What is Judicial Activism?

business economy

Legislating from the bench is a good way to describe judicial activism. Judicial activism occurs when a Judge or Justice decides an issue based on personal or political ideology or pressure from special interests instead of abiding by the Constitution and/or previous precedent. The United States has a system of checks and balances to insure that one branch of the federal government will not become too powerful. Under the separation of powers doctrine, only Congress has the power to legislate. Judicial activism violates that separation of powers by effectively creating new law that often affects the entire nation instead of settling the particular case at hand.

It makes sense that the judiciary, which is appointed rather than elected and held accountable by the people, does not have the ability to legislate. When judicial activism occurs, it is a usurpation of power. In other words, judicial activism means a Justice oversteps the jurisdiction of the Court or creates a ruling that radically diverges from common law, jurisprudence, and the intent of the Constitution.
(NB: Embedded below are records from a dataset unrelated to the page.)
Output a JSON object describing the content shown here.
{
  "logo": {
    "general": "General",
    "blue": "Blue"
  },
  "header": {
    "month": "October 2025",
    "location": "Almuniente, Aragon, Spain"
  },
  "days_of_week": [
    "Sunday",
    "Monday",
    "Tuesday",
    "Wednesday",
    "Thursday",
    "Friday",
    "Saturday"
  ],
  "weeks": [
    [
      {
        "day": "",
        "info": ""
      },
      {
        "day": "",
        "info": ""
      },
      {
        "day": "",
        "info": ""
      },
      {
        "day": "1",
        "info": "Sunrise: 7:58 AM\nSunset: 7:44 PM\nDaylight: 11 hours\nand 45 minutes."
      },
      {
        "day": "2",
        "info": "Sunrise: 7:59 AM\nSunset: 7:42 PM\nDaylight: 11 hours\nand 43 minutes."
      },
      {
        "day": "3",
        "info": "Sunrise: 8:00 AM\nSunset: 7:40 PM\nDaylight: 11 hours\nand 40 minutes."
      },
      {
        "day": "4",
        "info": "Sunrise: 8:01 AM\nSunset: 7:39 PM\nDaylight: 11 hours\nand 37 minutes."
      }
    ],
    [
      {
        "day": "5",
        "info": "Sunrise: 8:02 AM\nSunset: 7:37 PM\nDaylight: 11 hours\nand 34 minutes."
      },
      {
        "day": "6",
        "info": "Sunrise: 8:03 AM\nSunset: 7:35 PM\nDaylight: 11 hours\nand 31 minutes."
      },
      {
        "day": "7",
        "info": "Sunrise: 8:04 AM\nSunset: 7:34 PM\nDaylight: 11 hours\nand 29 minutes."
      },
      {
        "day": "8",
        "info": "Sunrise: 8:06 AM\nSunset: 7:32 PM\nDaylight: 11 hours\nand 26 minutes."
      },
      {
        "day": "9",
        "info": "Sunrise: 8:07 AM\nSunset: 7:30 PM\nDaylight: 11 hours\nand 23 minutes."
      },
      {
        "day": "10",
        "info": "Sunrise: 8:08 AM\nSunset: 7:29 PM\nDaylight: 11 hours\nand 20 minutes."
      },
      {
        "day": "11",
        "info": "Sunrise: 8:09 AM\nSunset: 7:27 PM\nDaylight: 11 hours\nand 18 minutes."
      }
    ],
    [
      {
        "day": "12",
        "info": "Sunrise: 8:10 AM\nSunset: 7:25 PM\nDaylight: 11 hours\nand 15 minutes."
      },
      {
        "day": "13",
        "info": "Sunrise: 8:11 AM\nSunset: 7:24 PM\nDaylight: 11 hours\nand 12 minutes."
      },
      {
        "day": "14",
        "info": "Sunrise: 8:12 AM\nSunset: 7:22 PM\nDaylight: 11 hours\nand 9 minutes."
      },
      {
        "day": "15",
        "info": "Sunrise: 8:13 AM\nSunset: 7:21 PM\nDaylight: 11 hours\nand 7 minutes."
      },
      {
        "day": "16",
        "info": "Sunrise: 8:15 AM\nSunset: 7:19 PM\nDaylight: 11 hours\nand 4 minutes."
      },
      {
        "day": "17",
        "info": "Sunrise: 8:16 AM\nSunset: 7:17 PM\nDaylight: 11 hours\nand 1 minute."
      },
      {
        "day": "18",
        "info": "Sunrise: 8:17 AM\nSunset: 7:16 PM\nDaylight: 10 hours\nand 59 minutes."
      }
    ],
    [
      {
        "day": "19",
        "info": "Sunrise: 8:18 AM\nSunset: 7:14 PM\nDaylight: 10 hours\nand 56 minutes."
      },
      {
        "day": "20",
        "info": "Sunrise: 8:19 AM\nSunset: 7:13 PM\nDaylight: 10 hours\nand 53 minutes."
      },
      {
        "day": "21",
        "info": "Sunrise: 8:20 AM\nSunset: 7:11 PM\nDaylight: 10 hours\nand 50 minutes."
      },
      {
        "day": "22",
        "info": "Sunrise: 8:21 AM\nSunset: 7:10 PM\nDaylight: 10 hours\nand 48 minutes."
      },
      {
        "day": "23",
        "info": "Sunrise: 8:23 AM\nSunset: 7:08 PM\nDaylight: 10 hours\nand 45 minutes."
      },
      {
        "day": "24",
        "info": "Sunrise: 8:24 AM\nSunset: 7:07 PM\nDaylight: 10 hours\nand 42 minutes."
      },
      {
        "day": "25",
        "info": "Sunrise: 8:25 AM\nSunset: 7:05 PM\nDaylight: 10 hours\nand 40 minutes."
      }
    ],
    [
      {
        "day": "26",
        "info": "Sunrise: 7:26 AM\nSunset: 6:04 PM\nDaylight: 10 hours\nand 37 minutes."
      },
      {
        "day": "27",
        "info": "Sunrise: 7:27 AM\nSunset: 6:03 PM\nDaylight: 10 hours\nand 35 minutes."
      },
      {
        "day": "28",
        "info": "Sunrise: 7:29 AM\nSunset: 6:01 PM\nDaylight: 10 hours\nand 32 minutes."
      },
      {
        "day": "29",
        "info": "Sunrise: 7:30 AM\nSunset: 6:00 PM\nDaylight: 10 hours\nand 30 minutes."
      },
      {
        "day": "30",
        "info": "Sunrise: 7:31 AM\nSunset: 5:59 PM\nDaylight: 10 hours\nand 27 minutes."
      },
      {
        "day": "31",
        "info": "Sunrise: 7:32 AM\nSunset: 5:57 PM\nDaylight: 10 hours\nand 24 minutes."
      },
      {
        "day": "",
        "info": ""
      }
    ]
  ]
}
Judicial activism may also be a case of Judges or Justices overruling existing law or creating legal doctrines without precedent or support, which undermine or recreate policy, usually social policy.
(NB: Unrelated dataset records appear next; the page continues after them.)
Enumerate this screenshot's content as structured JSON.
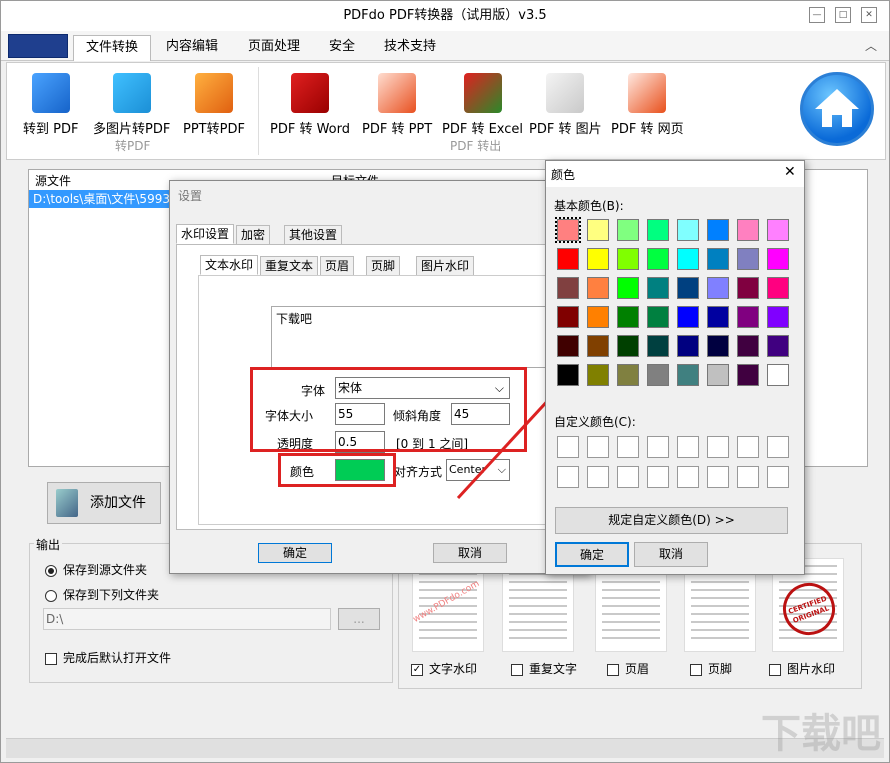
{
  "window": {
    "title": "PDFdo  PDF转换器（试用版）v3.5"
  },
  "menu": {
    "items": [
      "文件转换",
      "内容编辑",
      "页面处理",
      "安全",
      "技术支持"
    ]
  },
  "ribbon": {
    "to_pdf": {
      "group": "转PDF",
      "buttons": [
        "转到 PDF",
        "多图片转PDF",
        "PPT转PDF"
      ]
    },
    "from_pdf": {
      "group": "PDF 转出",
      "buttons": [
        "PDF 转 Word",
        "PDF 转 PPT",
        "PDF 转 Excel",
        "PDF 转 图片",
        "PDF 转 网页"
      ]
    }
  },
  "file_table": {
    "col_source": "源文件",
    "col_target": "目标文件",
    "row_path": "D:\\tools\\桌面\\文件\\5993ec"
  },
  "add_file_label": "添加文件",
  "output": {
    "legend": "输出",
    "radio1": "保存到源文件夹",
    "radio2": "保存到下列文件夹",
    "path": "D:\\",
    "browse": "...",
    "open_after": "完成后默认打开文件"
  },
  "previews": {
    "watermark_sample": "www.PDFdo.com",
    "stamp_line1": "CERTIFIED",
    "stamp_line2": "ORIGINAL",
    "checks": [
      "文字水印",
      "重复文字",
      "页眉",
      "页脚",
      "图片水印"
    ]
  },
  "settings_dialog": {
    "title": "设置",
    "tabs": [
      "水印设置",
      "加密",
      "其他设置"
    ],
    "subtabs": [
      "文本水印",
      "重复文本",
      "页眉",
      "页脚",
      "图片水印"
    ],
    "text": "下载吧",
    "font_label": "字体",
    "font_value": "宋体",
    "size_label": "字体大小",
    "size_value": "55",
    "angle_label": "倾斜角度",
    "angle_value": "45",
    "opacity_label": "透明度",
    "opacity_value": "0.5",
    "opacity_range": "[0 到 1 之间]",
    "color_label": "颜色",
    "color_value": "#00cc55",
    "align_label": "对齐方式",
    "align_value": "Center",
    "ok": "确定",
    "cancel": "取消"
  },
  "color_dialog": {
    "title": "颜色",
    "basic_label": "基本颜色(B):",
    "custom_label": "自定义颜色(C):",
    "define_btn": "规定自定义颜色(D) >>",
    "ok": "确定",
    "cancel": "取消",
    "basic_colors": [
      "#ff8080",
      "#ffff80",
      "#80ff80",
      "#00ff80",
      "#80ffff",
      "#0080ff",
      "#ff80c0",
      "#ff80ff",
      "#ff0000",
      "#ffff00",
      "#80ff00",
      "#00ff40",
      "#00ffff",
      "#0080c0",
      "#8080c0",
      "#ff00ff",
      "#804040",
      "#ff8040",
      "#00ff00",
      "#008080",
      "#004080",
      "#8080ff",
      "#800040",
      "#ff0080",
      "#800000",
      "#ff8000",
      "#008000",
      "#008040",
      "#0000ff",
      "#0000a0",
      "#800080",
      "#8000ff",
      "#400000",
      "#804000",
      "#004000",
      "#004040",
      "#000080",
      "#000040",
      "#400040",
      "#400080",
      "#000000",
      "#808000",
      "#808040",
      "#808080",
      "#408080",
      "#c0c0c0",
      "#400040",
      "#ffffff"
    ]
  },
  "watermark_site": "下载吧"
}
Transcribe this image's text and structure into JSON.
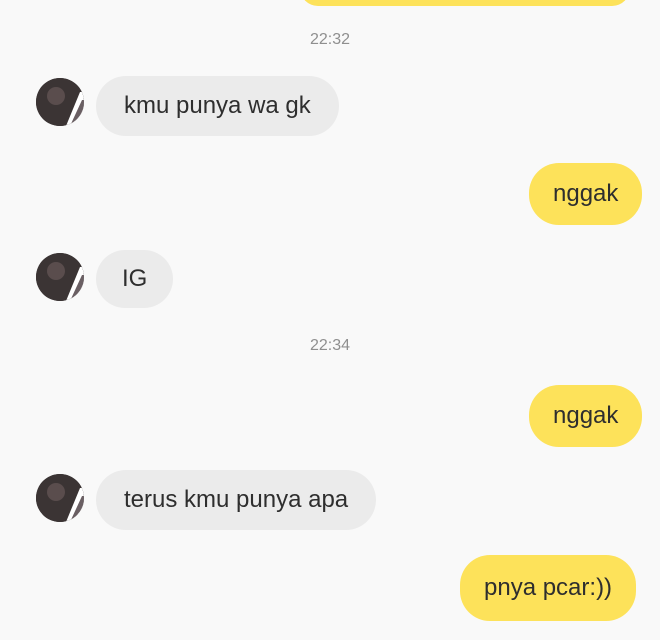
{
  "messages": [
    {
      "type": "timestamp",
      "text": "22:32"
    },
    {
      "type": "incoming",
      "text": "kmu punya wa gk"
    },
    {
      "type": "outgoing",
      "text": "nggak"
    },
    {
      "type": "incoming",
      "text": "IG"
    },
    {
      "type": "timestamp",
      "text": "22:34"
    },
    {
      "type": "outgoing",
      "text": "nggak"
    },
    {
      "type": "incoming",
      "text": "terus kmu punya apa"
    },
    {
      "type": "outgoing",
      "text": "pnya pcar:))"
    }
  ],
  "colors": {
    "outgoing_bubble": "#fde25a",
    "incoming_bubble": "#ebebeb",
    "background": "#f9f9f9",
    "timestamp": "#8f8f8f",
    "text": "#2e2e2e"
  },
  "icons": {
    "avatar": "contact-avatar-icon"
  }
}
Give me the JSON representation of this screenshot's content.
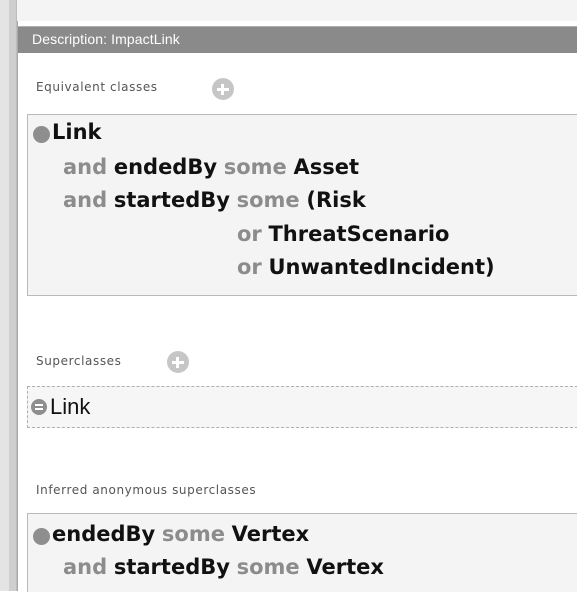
{
  "title": "Description: ImpactLink",
  "sections": {
    "equivalent": {
      "label": "Equivalent classes",
      "expression": {
        "class": "Link",
        "k_and_1": "and",
        "p1": "endedBy",
        "q1": "some",
        "c1": "Asset",
        "k_and_2": "and",
        "p2": "startedBy",
        "q2": "some",
        "c2": "(Risk",
        "k_or_1": "or",
        "c3": "ThreatScenario",
        "k_or_2": "or",
        "c4": "UnwantedIncident)"
      }
    },
    "superclasses": {
      "label": "Superclasses",
      "item": "Link"
    },
    "inferred": {
      "label": "Inferred anonymous superclasses",
      "expression": {
        "p1": "endedBy",
        "q1": "some",
        "c1": "Vertex",
        "k_and": "and",
        "p2": "startedBy",
        "q2": "some",
        "c2": "Vertex"
      }
    }
  },
  "icons": {
    "add": "add-circle-icon",
    "bullet": "filled-circle-icon",
    "asserted": "lines-circle-icon"
  }
}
While a judge who engages in judicial activism does not technically write a law, he or she often creates the same effect by handing down a ruling that allows or prohibits a certain action. Take abortion, a very controversial issue, for example. Roe v. Wade created a right for women to have abortions, which soon became the law of the land. There is no rationale for such a right, just as there is no support found in the Constitution for a nationwide ban.

Abortion is a state’s rights issue, because it is not addressed in the Constitution, and therefore should have been decided by the states individually. Whether you agree with abortion or not isn’t the question, nor is party affiliation. Both sides are guilty of judicial activism. The real issue is that one court does not have the right to decide the rule of law for all states, when it comes to issues not covered by the Constitution.

The same is true when it comes to marriage, and many other hot button issues. The Constitution does not grant such power to the Court or the Federal Government, and therefore these issues are to be decided by the states and by the people, not through judicial activism. The only other appropriate alternative is to amend the Constitution to address those issues not already covered.